利用第二次稳定水同位素比较小组SWING2中的5种大气环流模式（GCM）对比分析蒙古高原降水同位素大气水线方程、时空变化特征及与温度的关系，并与全球降水同位素观测信息网（GNIP）实测数据进行比较，旨在根据比较结果得出最佳适用于蒙古高原的GCM模型，为缺少实测站点的蒙古高原地区提供详细的降水同位素信息。结果表明：由LMDZ（ECMWF）模拟的当地大气水线方程δD=7.783δ¹⁸O+3.011更接近于实测结果；5种GCM模式模拟的δ¹⁸O与δD都具有显著的季节性变化，其中模拟月均δ¹⁸O和δD值效果最好的为LMDZ（free）和LMDZ（ECMWF）；根据纬度效应分析发现，只有CAM2（free）、LMDZ（ECMWF）和MIROC（free）模型能够显示出蒙古高原的纬度效应；从经度上看，LMDZ（ECMWF）和isoGSM（NCEP）模型显示出西段地区（87°~107°E）降水中的δ¹⁸O值比东段地区（107°~127°E）降水中的δ¹⁸O值大；在温度效应分析中，除了LMDZ（free）呈现出较弱的温度效应，其余模式均呈现出明显的温度效应，并且LMDZ（ECMWF）模式模拟两地降水中的δ¹⁸O与温度的相关系数最高，温度效应最强。

关键词: GCM, 降水, 同位素, 蒙古高原

Abstract:

This study used five atmospheric circulation models (GCM) from SWING2 and the second stable water isotope comparison group, to analyze the atmospheric water line equations of precipitation isotopes, spatial and temporal variations, and temperature relationships in the Mongolian Plateau. They were compared with the data from the Global Network for Isotope Observation and Information on Precipitation (GNIP), to provide detailed precipitation isotope information for the Mongolian Plateau, which lacks measurement stations. The results show that the local atmospheric water equation δD=7.783δ¹⁸O+3.011 simulated by LMDZ (ECMWF) was closer to the measured values; the δ¹⁸O and δD simulated by the five GCM models had significant seasonal variations, and the best simulation of their average monthly values were LMDZ (free) and LMDZ (ECMWF); and the results are based on the latitudinal effect. Only the CAM2 (free), LMDZ (ECMWF) and MIROC (free) models demonstrated the latitudinal effect in the Mongolian Plateau. In terms of longitude, the LMDZ (ECMWF) and isoGSM (NCEP) models showed that the δ¹⁸O values during precipitation in the western section of the region (87°-107°E) were higher than those in the eastern section (107°-127°E). Except for LMDZ (free), which demonstrated a weak temperature effect, others showed a robust impact. The LMDZ (ECMWF) model simulated the highest correlation coefficient between δ¹⁸O and temperature during precipitation in the two areas, with the strongest temperature effect.

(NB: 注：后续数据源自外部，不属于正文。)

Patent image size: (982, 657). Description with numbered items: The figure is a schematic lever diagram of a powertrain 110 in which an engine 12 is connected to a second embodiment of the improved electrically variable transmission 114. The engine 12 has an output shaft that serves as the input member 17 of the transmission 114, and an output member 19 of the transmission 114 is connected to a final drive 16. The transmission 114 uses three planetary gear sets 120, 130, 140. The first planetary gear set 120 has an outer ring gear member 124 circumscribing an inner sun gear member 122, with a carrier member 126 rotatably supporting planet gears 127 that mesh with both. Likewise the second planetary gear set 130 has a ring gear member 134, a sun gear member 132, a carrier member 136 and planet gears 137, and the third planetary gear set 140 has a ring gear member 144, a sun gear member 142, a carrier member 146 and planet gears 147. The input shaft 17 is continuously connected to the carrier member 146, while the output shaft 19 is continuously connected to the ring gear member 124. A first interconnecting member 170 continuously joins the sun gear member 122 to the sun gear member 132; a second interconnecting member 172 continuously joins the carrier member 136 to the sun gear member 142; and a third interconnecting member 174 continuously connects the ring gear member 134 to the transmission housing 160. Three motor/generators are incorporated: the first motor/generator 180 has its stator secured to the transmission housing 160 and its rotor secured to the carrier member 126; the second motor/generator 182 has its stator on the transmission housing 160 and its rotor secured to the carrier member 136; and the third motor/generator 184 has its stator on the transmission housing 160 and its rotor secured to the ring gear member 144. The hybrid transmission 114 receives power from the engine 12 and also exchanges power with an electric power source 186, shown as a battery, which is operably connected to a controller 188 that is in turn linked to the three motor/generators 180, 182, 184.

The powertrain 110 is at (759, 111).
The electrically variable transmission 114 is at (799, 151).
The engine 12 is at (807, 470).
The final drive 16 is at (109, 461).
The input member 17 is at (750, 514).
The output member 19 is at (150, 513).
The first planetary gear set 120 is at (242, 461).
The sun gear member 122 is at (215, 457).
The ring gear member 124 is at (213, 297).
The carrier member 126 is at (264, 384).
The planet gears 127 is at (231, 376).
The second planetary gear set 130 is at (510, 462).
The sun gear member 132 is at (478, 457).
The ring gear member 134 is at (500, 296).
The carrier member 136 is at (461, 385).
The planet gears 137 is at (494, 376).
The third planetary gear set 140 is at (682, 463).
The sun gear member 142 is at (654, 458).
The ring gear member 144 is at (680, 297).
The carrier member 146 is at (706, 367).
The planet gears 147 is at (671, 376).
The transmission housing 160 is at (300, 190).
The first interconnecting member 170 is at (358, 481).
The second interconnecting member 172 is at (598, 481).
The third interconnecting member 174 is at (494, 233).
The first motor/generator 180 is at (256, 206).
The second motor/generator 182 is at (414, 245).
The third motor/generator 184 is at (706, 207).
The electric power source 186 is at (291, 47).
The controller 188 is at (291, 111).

Key words: GCM, precipitation, isotopes, Mongolian Plateau

陆文静, 瞿德业, 杨明月, 黄翰林, 杨山泉. 基于GCM的蒙古高原降水稳定同位素模拟[J]. 干旱区研究, 2024, 41(9): 1491-1502.

LU Wenjing, QU Deye, YANG Mingyue, HUANG Hanlin, YANG Shanquan. GCM-based stable isotope modelling of precipitation in the Mongolian Plateau[J]. Arid Zone Research, 2024, 41(9): 1491-1502.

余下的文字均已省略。